Editorial: New Directions
Was the General Synod clear about its decision that pension benefits to survivors of a civil partnership were to be provided on the same basis as they are currently paid to surviving spouses? Perhaps not.
Whilst many may have made life-long loving commitments to each other, such commitments are not intrinsic to civil partnerships. Whereas marriage is entered into through the making of solemn vows, a civil partnership (as defined by the Act) is ‘a relationship between two people of the same sex which is formed when they register as civil partners of each other’, i.e. a civil partnership requires no vows, no life-long commitment, no love, no sexual acts, no fidelity – just signatures on a piece of paper.

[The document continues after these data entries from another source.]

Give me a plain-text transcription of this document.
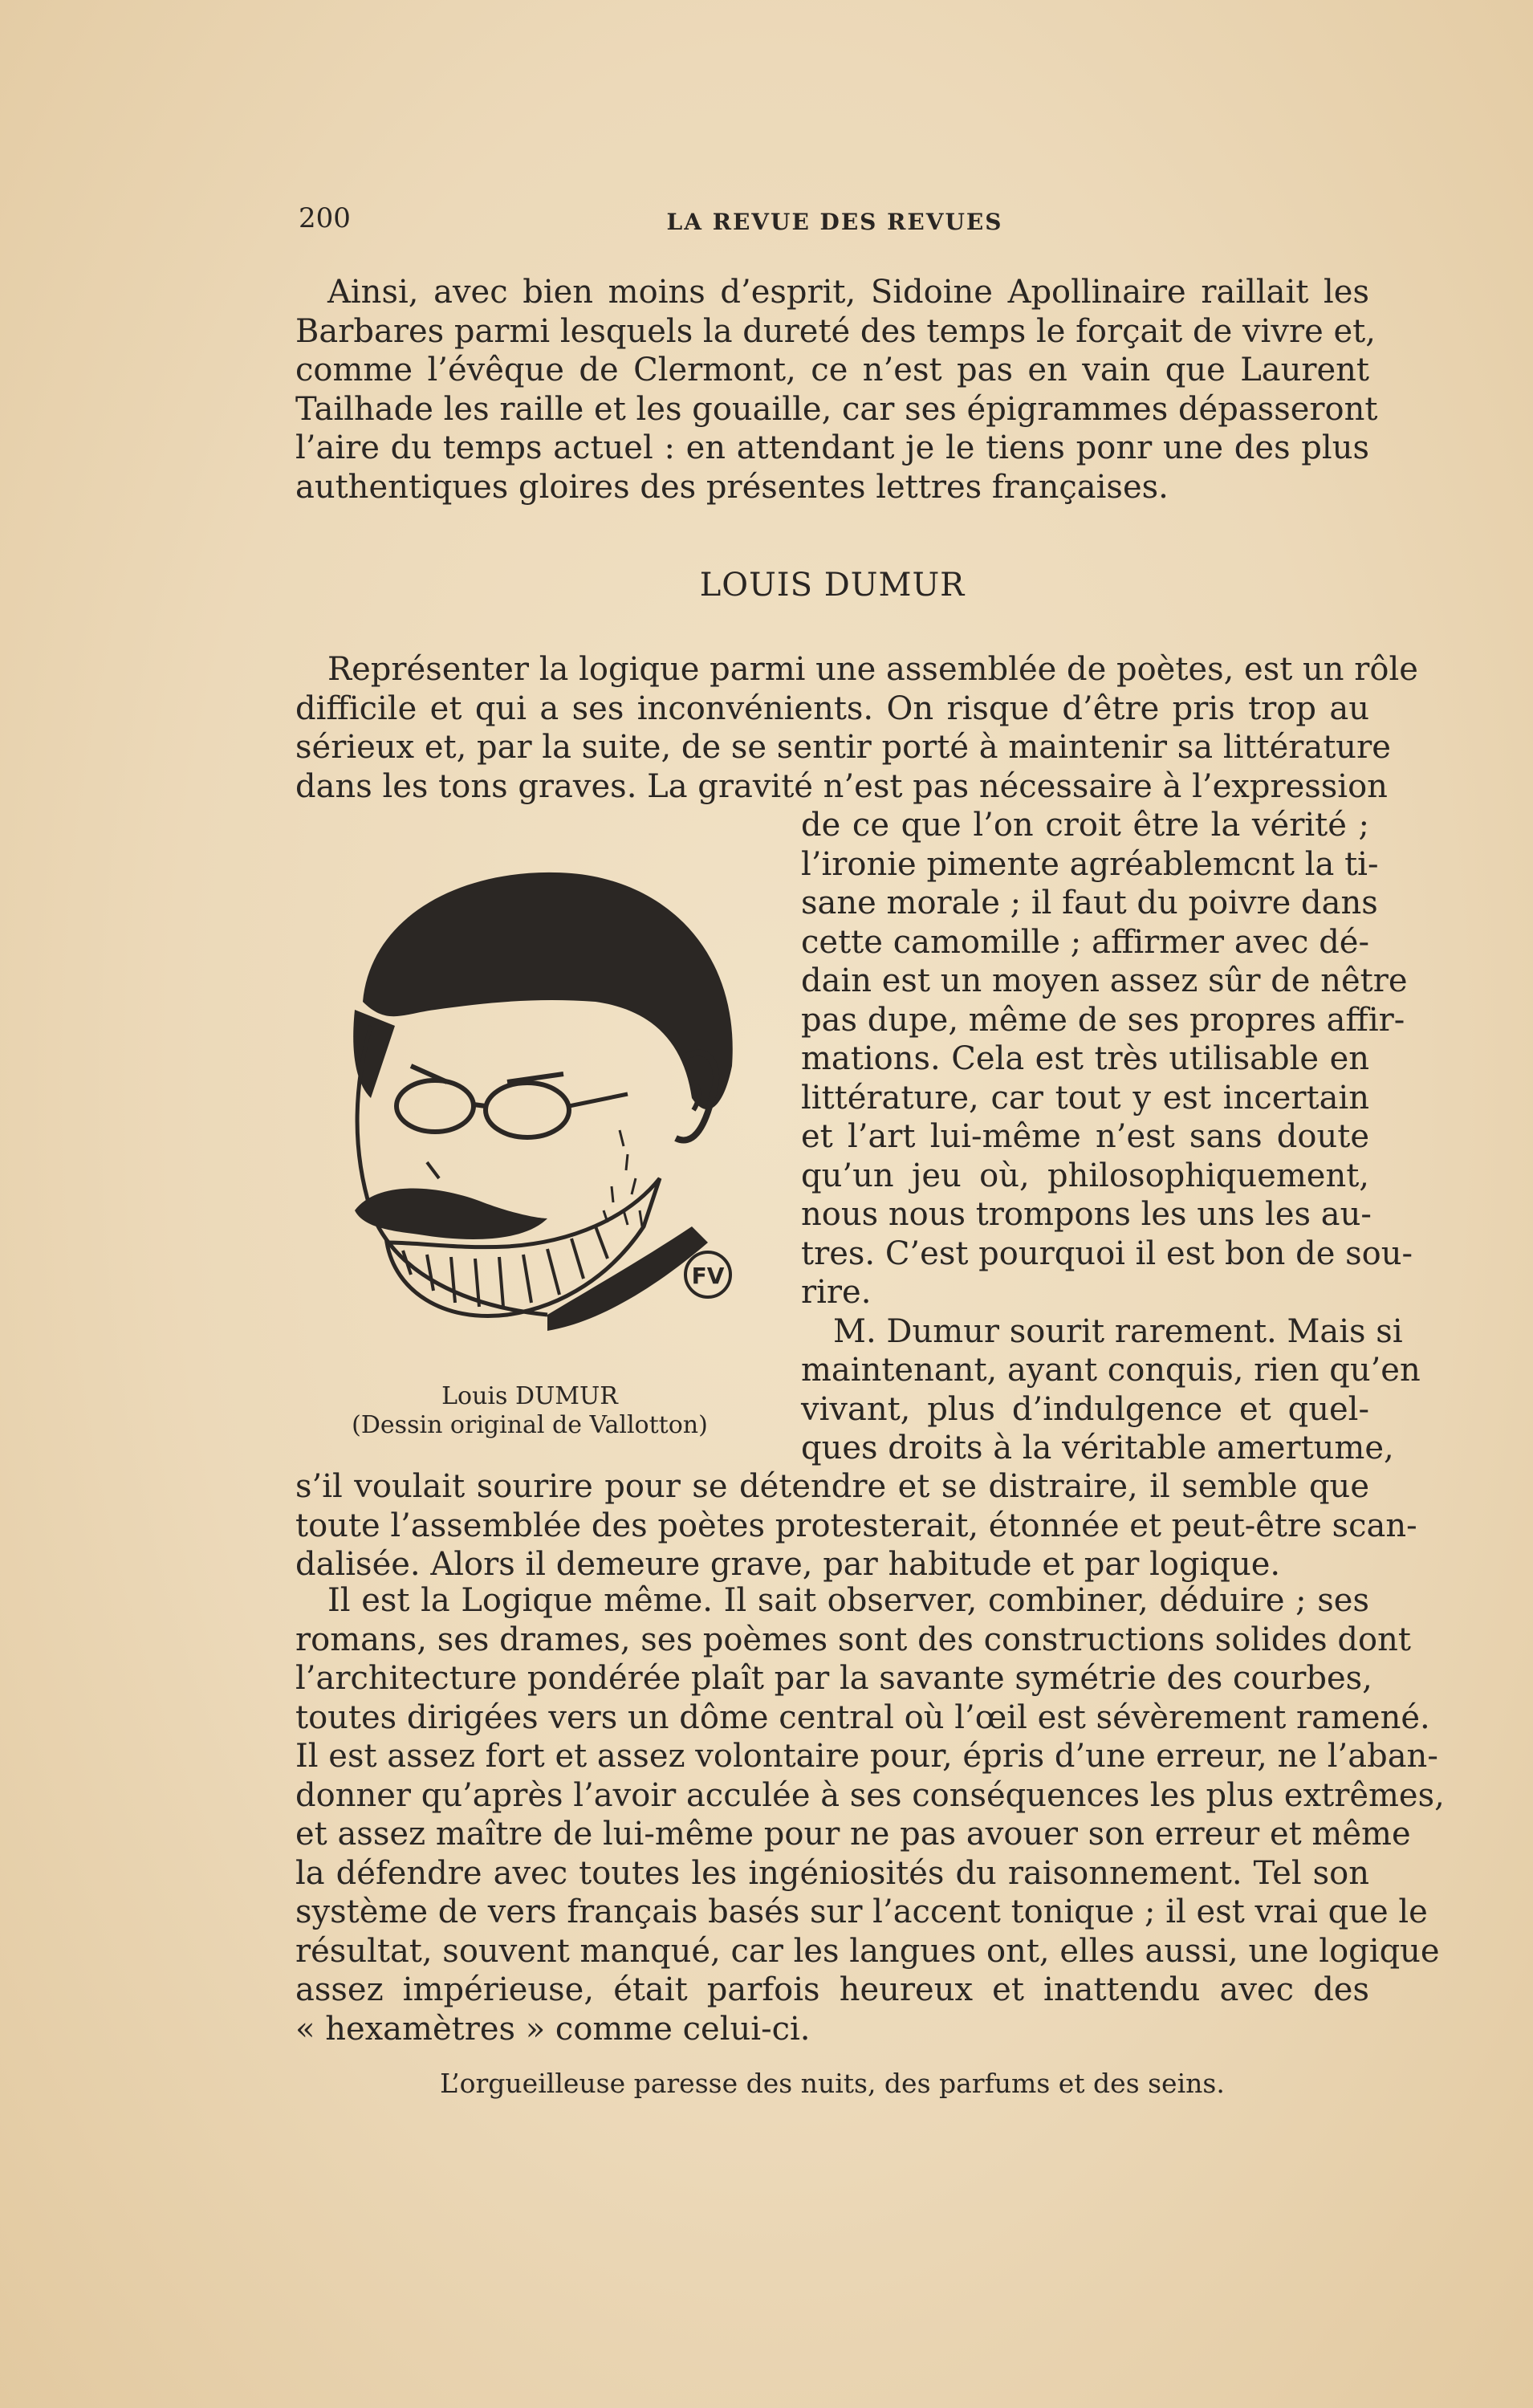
200	LA REVUE DES REVUES
Ainsi, avec bien moins d’esprit, Sidoine Apollinaire raillait les
Barbares parmi lesquels la dureté des temps le forçait de vivre et,
comme l’évêque de Clermont, ce n’est pas en vain que Laurent
Tailhade les raille et les gouaille, car ses épigrammes dépasseront
l’aire du temps actuel : en attendant je le tiens ponr une des plus
authentiques gloires des présentes lettres françaises.
LOUIS DUMUR
Représenter la logique parmi une assemblée de poètes, est un rôle
difficile et qui a ses inconvénients. On risque d’être pris trop au
sérieux et, par la suite, de se sentir porté à maintenir sa littérature
dans les tons graves. La gravité n’est pas nécessaire à l’expression
de ce que l’on croit être la vérité ;
l’ironie pimente agréablemcnt la ti-
sane morale ; il faut du poivre dans
cette camomille ; affirmer avec dé-
dain est un moyen assez sûr de nêtre
pas dupe, même de ses propres affir-
mations. Cela est très utilisable en
littérature, car tout y est incertain
et l’art lui-même n’est sans doute
qu’un jeu où, philosophiquement,
nous nous trompons les uns les au-
tres. C’est pourquoi il est bon de sou-
rire.
M. Dumur sourit rarement. Mais si
maintenant, ayant conquis, rien qu’en
vivant, plus d’indulgence et quel-
ques droits à la véritable amertume,
s’il voulait sourire pour se détendre et se distraire, il semble que
toute l’assemblée des poètes protesterait, étonnée et peut-être scan-
dalisée. Alors il demeure grave, par habitude et par logique.
Il est la Logique même. Il sait observer, combiner, déduire ; ses
romans, ses drames, ses poèmes sont des constructions solides dont
l’architecture pondérée plaît par la savante symétrie des courbes,
toutes dirigées vers un dôme central où l’œil est sévèrement ramené.
Il est assez fort et assez volontaire pour, épris d’une erreur, ne l’aban-
donner qu’après l’avoir acculée à ses conséquences les plus extrêmes,
et assez maître de lui-même pour ne pas avouer son erreur et même
la défendre avec toutes les ingéniosités du raisonnement. Tel son
système de vers français basés sur l’accent tonique ; il est vrai que le
résultat, souvent manqué, car les langues ont, elles aussi, une logique
assez impérieuse, était parfois heureux et inattendu avec des
« hexamètres » comme celui-ci.
L’orgueilleuse paresse des nuits, des parfums et des seins.
FV
Louis DUMUR
(Dessin original de Vallotton)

Of course, the majority of civil partnerships involve relationships built on much more than a piece of paper, but it is possible to identify other situations in which people could legally and morally enter a civil partnership and, in so doing, be entitled to the pensions generously agreed by Synod.
Take, for example, an elderly female cleric concerned about the poverty of a young unmarried mother, whom she has baptised as a baby. That cleric has prayed daily for an improvement in the young mother’s material circumstances. Could this pension provision be the answer to her prayers? All she has to do is register a civil partnership and die.
Or how about the octogenarian priest who sees the church he loves abandoning the faith? Why not enter into a civil partnership with a young seminarian? And let the ‘surviving partner’s pension’ help fund a priest in an Ordinariate? Not gold digging, you understand; just taking advantage of legal rights and provisions, and the generosity of General Synod.